No hearing date has been set on class counsel’s motion, and it is not possible to determine when Judge Magnuson is likely to render his decision.
As is augured by prior courts’ acceptances of the MasterCard and Visa settlements in the TJX and Heartland cases, class counsel’s challenge to Target-MasterCard settlement is likely to fail. Under Fed. R. Civ. P. 23, which governs class actions, neither Target nor putative members of the card issuer class are bound by actions of class counsel before a class is certified. Further, Rule 23(e) only requires court approval for settlements of claims of a certified class. Where, as here, each card issuer is free to accept or reject the settlement without prejudice to the rights of other putative class members, no judicial approval is required.

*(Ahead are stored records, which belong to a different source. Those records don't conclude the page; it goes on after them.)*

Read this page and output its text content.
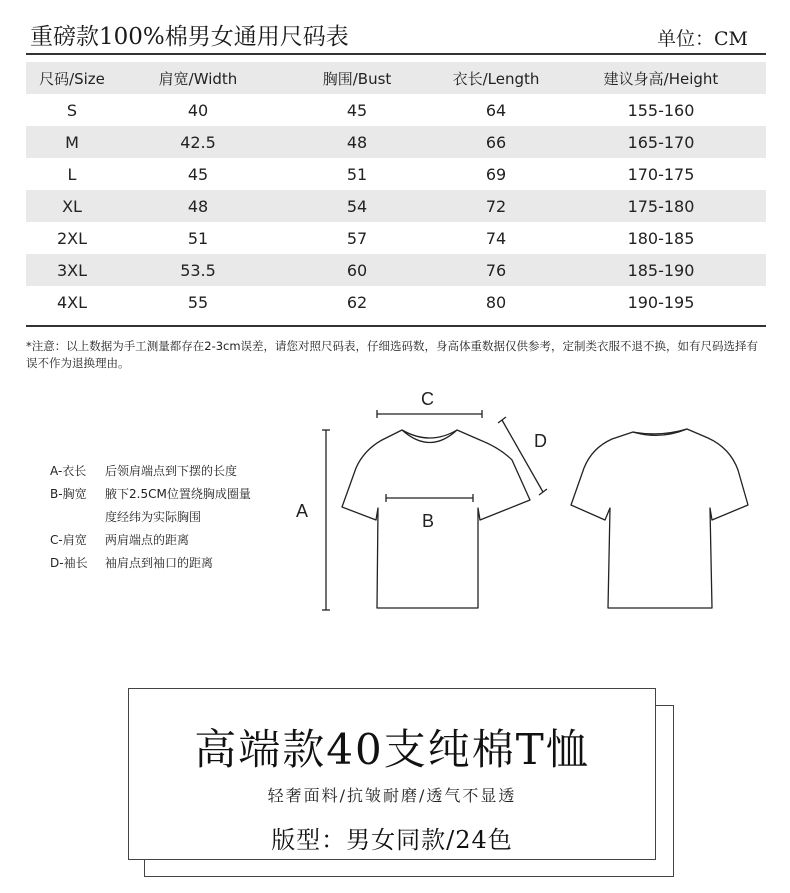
重磅款100%棉男女通用尺码表	单位：CM
尺码/Size	肩宽/Width	胸围/Bust	衣长/Length	建议身高/Height
S	40	45	64	155-160
M	42.5	48	66	165-170
L	45	51	69	170-175
XL	48	54	72	175-180
2XL	51	57	74	180-185
3XL	53.5	60	76	185-190
4XL	55	62	80	190-195
*注意：以上数据为手工测量都存在2-3cm误差，请您对照尺码表，仔细选码数，身高体重数据仅供参考，定制类衣服不退不换，如有尺码选择有误不作为退换理由。
A-衣长	后领肩端点到下摆的长度
B-胸宽	腋下2.5CM位置绕胸成圈量
度经纬为实际胸围
C-肩宽	两肩端点的距离
D-袖长	袖肩点到袖口的距离
C
A
D
B
高端款40支纯棉T恤
轻奢面料/抗皱耐磨/透气不显透
版型：男女同款/24色
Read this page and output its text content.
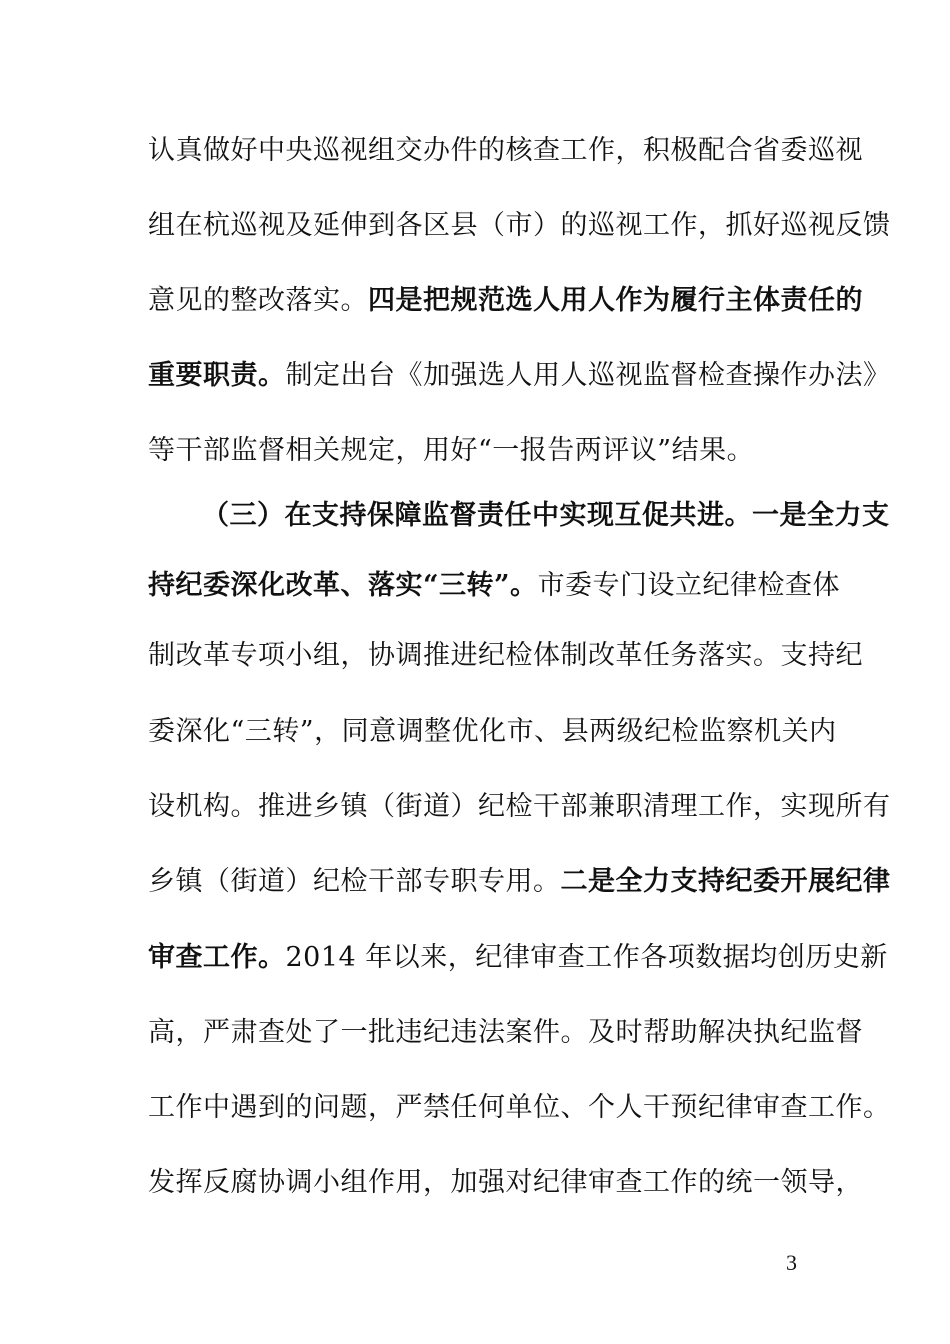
认真做好中央巡视组交办件的核查工作，积极配合省委巡视
组在杭巡视及延伸到各区县（市）的巡视工作，抓好巡视反馈
意见的整改落实。四是把规范选人用人作为履行主体责任的
重要职责。制定出台《加强选人用人巡视监督检查操作办法》
等干部监督相关规定，用好“一报告两评议”结果。
（三）在支持保障监督责任中实现互促共进。一是全力支
持纪委深化改革、落实“三转”。市委专门设立纪律检查体
制改革专项小组，协调推进纪检体制改革任务落实。支持纪
委深化“三转”，同意调整优化市、县两级纪检监察机关内
设机构。推进乡镇（街道）纪检干部兼职清理工作，实现所有
乡镇（街道）纪检干部专职专用。二是全力支持纪委开展纪律
审查工作。2014 年以来，纪律审查工作各项数据均创历史新
高，严肃查处了一批违纪违法案件。及时帮助解决执纪监督
工作中遇到的问题，严禁任何单位、个人干预纪律审查工作。
发挥反腐协调小组作用，加强对纪律审查工作的统一领导，
3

Given that the putative class members are card-issuing banks – and, thus, presumptively sophisticated parties – there is small likelihood that a federal court would feel any need to reach beyond the letter of Rule 23 to protect putative class members from attempts by a defendant to settle with them individually. Should Judge Magnuson follow TJX and Heartland and permit the Target-MasterCard settlement to go forward, the ruling would certainly pave the way for a similar settlement with Visa card issuers. Also likely would be a campaign by class counsel to dissuade issuers from opting into the settlements in hopes of triggering termination for failure to obtain opt ins from issuers of 90% or more of the affected cards. If Target prevails on the pending injunction motion and then secures sufficient opt ins to conclude the settlement, the successful use of that settlement model in a third significant case is likely to provide a template for resolution of card issuer claims in future data breach class actions.